A micromechanical frequency reference with parts-per-trillion holdover stability
Abstract
Microelectromechanical (MEMS) resonators are widely used in timekeeping applications, and recent advances in fabrication, materials, and encapsulation technology have advanced their potential as high stability frequency references. However, for holdover applications that require the highest levels of long-term frequency stability, compact vapor atomic clocks remain dominant. In this work, we demonstrate a 268 MHz MEMS clock that achieves record fractional frequency stability of ~8 parts-per-trillion at an averaging time of 8 hours, competitive with chip-scale atomic clocks.

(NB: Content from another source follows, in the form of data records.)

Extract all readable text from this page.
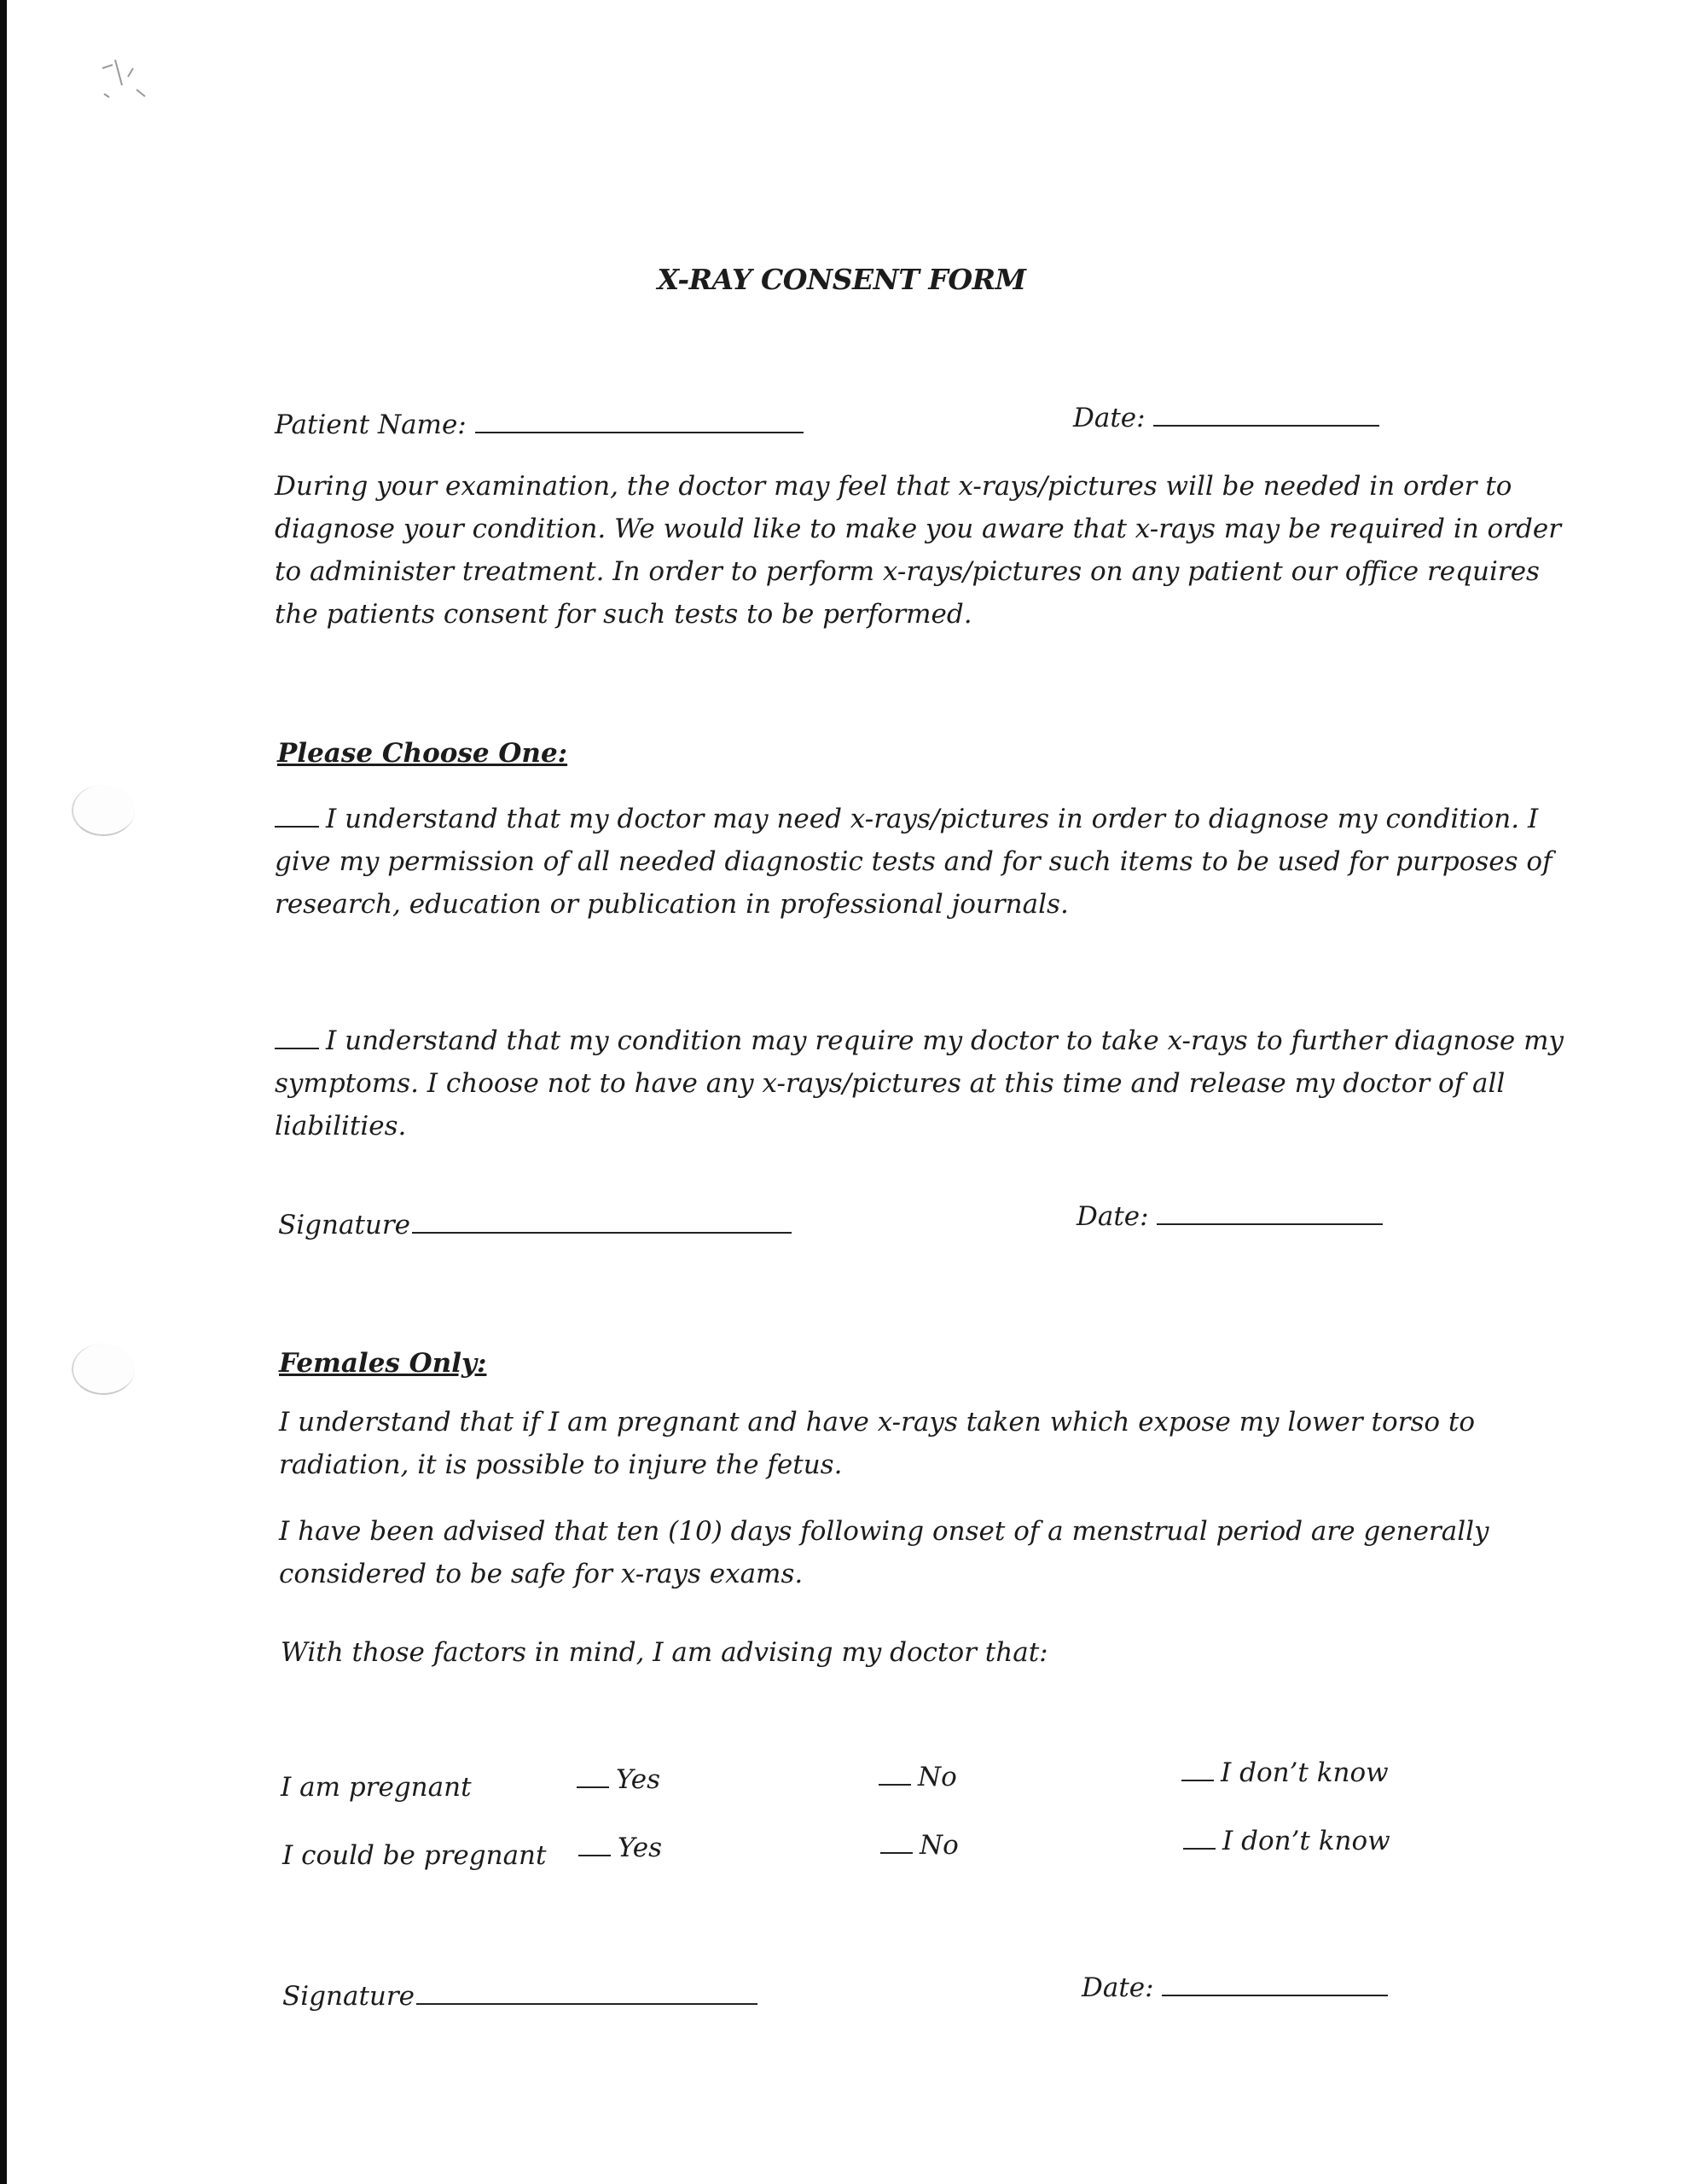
X-RAY CONSENT FORM
Patient Name:	Date:
During your examination, the doctor may feel that x-rays/pictures will be needed in order to diagnose your condition. We would like to make you aware that x-rays may be required in order to administer treatment. In order to perform x-rays/pictures on any patient our office requires the patients consent for such tests to be performed.
Please Choose One:
I understand that my doctor may need x-rays/pictures in order to diagnose my condition. I give my permission of all needed diagnostic tests and for such items to be used for purposes of research, education or publication in professional journals.
I understand that my condition may require my doctor to take x-rays to further diagnose my symptoms. I choose not to have any x-rays/pictures at this time and release my doctor of all liabilities.
Signature	Date:
Females Only:
I understand that if I am pregnant and have x-rays taken which expose my lower torso to radiation, it is possible to injure the fetus.
I have been advised that ten (10) days following onset of a menstrual period are generally considered to be safe for x-rays exams.
With those factors in mind, I am advising my doctor that:
I am pregnant	Yes	No	I don’t know
I could be pregnant	Yes	No	I don’t know
Signature	Date:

We achieved this using a single-crystal silicon electrostatic resonator that has no currently known intrinsic drift mechanism and is protected from the environment with a wafer-level encapsulation. We specifically identify gain variations in the sustaining electronics as the dominant limitation in conventional phase-locked oscillator architectures -- originating from temperature sensitivity and drifts in the electronic components -- and overcome this by implementing a frequency-locked loop architecture based on dual-frequency resonance tracking (DFRT). This novel approach removes the specific gain of the supporting electronics as a frequency determining variable in the oscillator. When combined with dual-mode tracking and ratiometric temperature stabilization of the resonator, this approach enables a dramatic enhancement to long-term frequency stability and establishes gain-insensitive DFRT locking as a general paradigm for high-stability MEMS clocks.